Dr. Ouafa Sakka is an Associate Professor in Accounting, Sprott School of Business, Carleton University. She earned her BBA in Accounting from the Institut Superieur de Gestion, Tunisia; her MSc in Management Control and her PhD in Business Administration (with a concentration in Accounting), both from HEC Montreal.
Dr. Sakka has been a faculty member at Sprott since 2008 and has taught financial and managerial accounting courses at the undergraduate, Master’s, and Ph.D. levels. She has developed a thriving research program that integrates Accounting with other business areas; a multidisciplinary research program that is quite unique because it delves into the accounting world from a decision-making perspective and a specialization in Internal Controls.
Dr. Sakka’s scholarly contributions in the last five years can be classified in two areas: 1) Use of project control information (such as budgets, user requirements, system technical specifications) to manage uncertainty in information system projects and 2) Internal control of small- and medium-size enterprises based on the use of financial and non-financial information. Her research has been presented at several national and international conferences and published in leading business journals such as: Information & Management; Journal of Small Business Management; International Journal of Productivity and Performance Management; International Journal of Project management; International Journal of Innovation Management; and Measuring Business Excellence.

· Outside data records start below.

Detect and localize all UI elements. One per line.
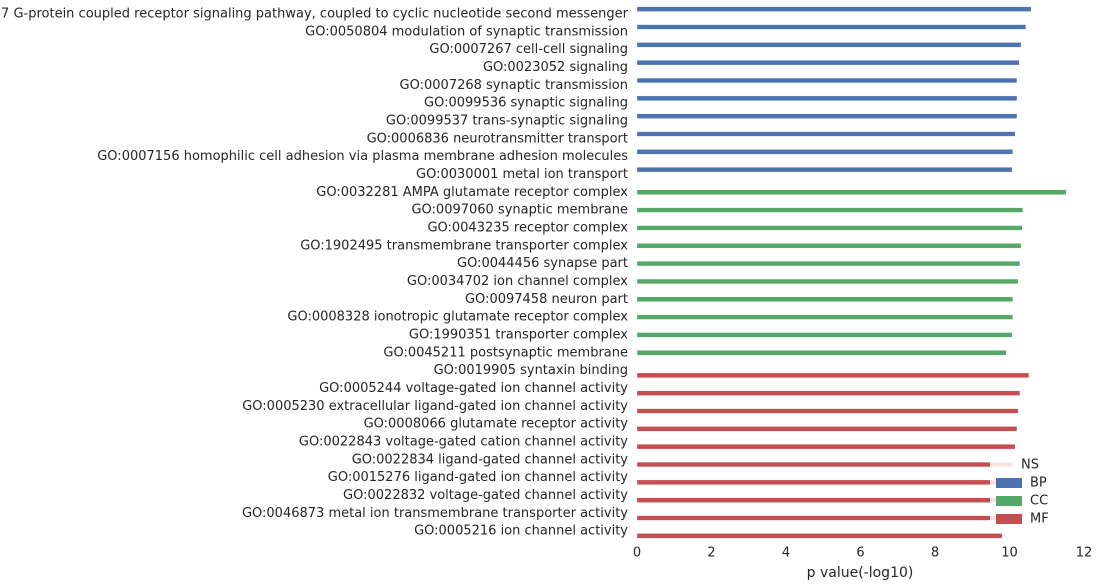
- bar: [636, 77, 1018, 84]
- bar: [636, 314, 1014, 320]
- bar: [636, 350, 1007, 356]
- y-tick-label: GO:0023052 signaling: [483, 60, 628, 75]
- bar: [636, 243, 1022, 249]
- y-tick-label: GO:0005216 ion channel activity: [414, 524, 628, 539]
- legend-label: MF: [1030, 512, 1049, 527]
- y-tick-label: GO:0005244 voltage-gated ion channel act…: [319, 381, 628, 396]
- y-tick-label: GO:0008328 ionotropic glutamate receptor…: [287, 310, 628, 325]
- y-tick-label: GO:0099537 trans-synaptic signaling: [386, 113, 628, 128]
- legend-title: NS: [1021, 458, 1039, 473]
- bar: [636, 426, 1018, 432]
- bar: [636, 390, 1021, 396]
- bar: [636, 261, 1021, 267]
- y-tick-label: GO:0007268 synaptic transmission: [400, 78, 628, 93]
- y-tick-label: GO:0030001 metal ion transport: [416, 167, 628, 182]
- x-tick-label: 2: [707, 546, 715, 561]
- bar: [636, 479, 1014, 485]
- x-tick-label: 12: [1076, 546, 1093, 561]
- y-tick-label: GO:0050804 modulation of synaptic transm…: [305, 24, 628, 39]
- y-tick-label: GO:0046873 metal ion transmembrane trans…: [242, 506, 628, 521]
- y-tick-label: GO:0007187 G-protein coupled receptor si…: [0, 6, 629, 21]
- y-tick-label: GO:0043235 receptor complex: [427, 220, 628, 235]
- y-tick-label: GO:0045211 postsynaptic membrane: [383, 345, 628, 360]
- bar: [636, 515, 1007, 521]
- legend-swatch: [996, 514, 1022, 524]
- y-tick-label: GO:0097060 synaptic membrane: [411, 203, 628, 218]
- y-tick-label: GO:0097458 neuron part: [465, 292, 628, 307]
- x-tick-label: 0: [633, 546, 641, 561]
- y-tick-label: GO:0044456 synapse part: [457, 256, 628, 271]
- bar: [636, 278, 1019, 284]
- x-tick-label: 8: [931, 546, 939, 561]
- legend-swatch: [996, 496, 1022, 506]
- y-tick-label: GO:0005230 extracellular ligand-gated io…: [242, 399, 628, 414]
- legend-label: BP: [1030, 476, 1047, 491]
- bar: [636, 113, 1018, 119]
- legend-swatch: [996, 478, 1022, 488]
- y-tick-label: GO:0019905 syntaxin binding: [434, 363, 628, 378]
- y-tick-label: GO:0022843 voltage-gated cation channel …: [299, 434, 628, 449]
- y-tick-label: GO:0034702 ion channel complex: [407, 274, 628, 289]
- bar: [636, 296, 1014, 302]
- bar: [636, 332, 1013, 338]
- y-tick-label: GO:0007156 homophilic cell adhesion via …: [97, 149, 628, 164]
- y-tick-label: GO:0022834 ligand-gated channel activity: [352, 452, 629, 467]
- bar: [636, 42, 1022, 48]
- bar: [636, 60, 1020, 66]
- y-tick-label: GO:0007267 cell-cell signaling: [429, 42, 628, 57]
- y-tick-label: GO:0006836 neurotransmitter transport: [367, 131, 628, 146]
- y-tick-label: GO:0008066 glutamate receptor activity: [364, 417, 629, 432]
- y-tick-label: GO:1990351 transporter complex: [409, 327, 628, 342]
- bar: [636, 225, 1023, 231]
- bar: [636, 497, 1007, 503]
- bar: [636, 189, 1067, 195]
- x-tick-label: 4: [782, 546, 790, 561]
- bar: [636, 461, 1014, 468]
- legend-label: CC: [1030, 494, 1048, 509]
- bar: [636, 408, 1019, 414]
- bar: [636, 24, 1027, 30]
- bar: [636, 131, 1016, 137]
- y-tick-label: GO:0022832 voltage-gated channel activit…: [343, 488, 628, 503]
- bar: [636, 167, 1013, 173]
- bar: [636, 6, 1032, 12]
- bar: [636, 95, 1018, 101]
- x-axis-label: p value(-log10): [807, 565, 914, 581]
- y-tick-label: GO:0032281 AMPA glutamate receptor compl…: [316, 185, 628, 200]
- x-tick-label: 10: [1001, 546, 1018, 561]
- bar: [636, 149, 1014, 155]
- bar: [636, 372, 1030, 378]
- bar: [636, 533, 1003, 539]
- x-tick-label: 6: [856, 546, 864, 561]
- bar: [636, 207, 1024, 213]
- y-tick-label: GO:0015276 ligand-gated ion channel acti…: [328, 470, 629, 485]
- y-tick-label: GO:0099536 synaptic signaling: [424, 96, 628, 111]
- y-tick-label: GO:1902495 transmembrane transporter com…: [300, 238, 628, 253]
- bar: [636, 444, 1016, 450]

Dr. Sakka’s most recent and very exciting two-year project, funded by a SSHRC Insight Development Grant, sees her, along with other collaborators, tease out the factors that challenge the quality of internal audit in the federal government. Dr. Sakka is interested in looking at this problem from various points of view—auditors, managers, policy-makers, and standard-setters. Dr. Sakka aims to explore not only how challenges are managed by internal auditors, but to further elucidate the kinds of policy changes needed around internal auditing to supply recommendations to the government for more transparency, efficiency, and an unbiased process.
Dr. Sakka loves to explore new contexts and cross-pollinate her work into all areas of business—accounting has many layers. Moreover, she loves teaching. She believes that it’s important to teach students that accounting isn’t just about numbers, it’s also about decision-making and other important factors that influence company performance and success.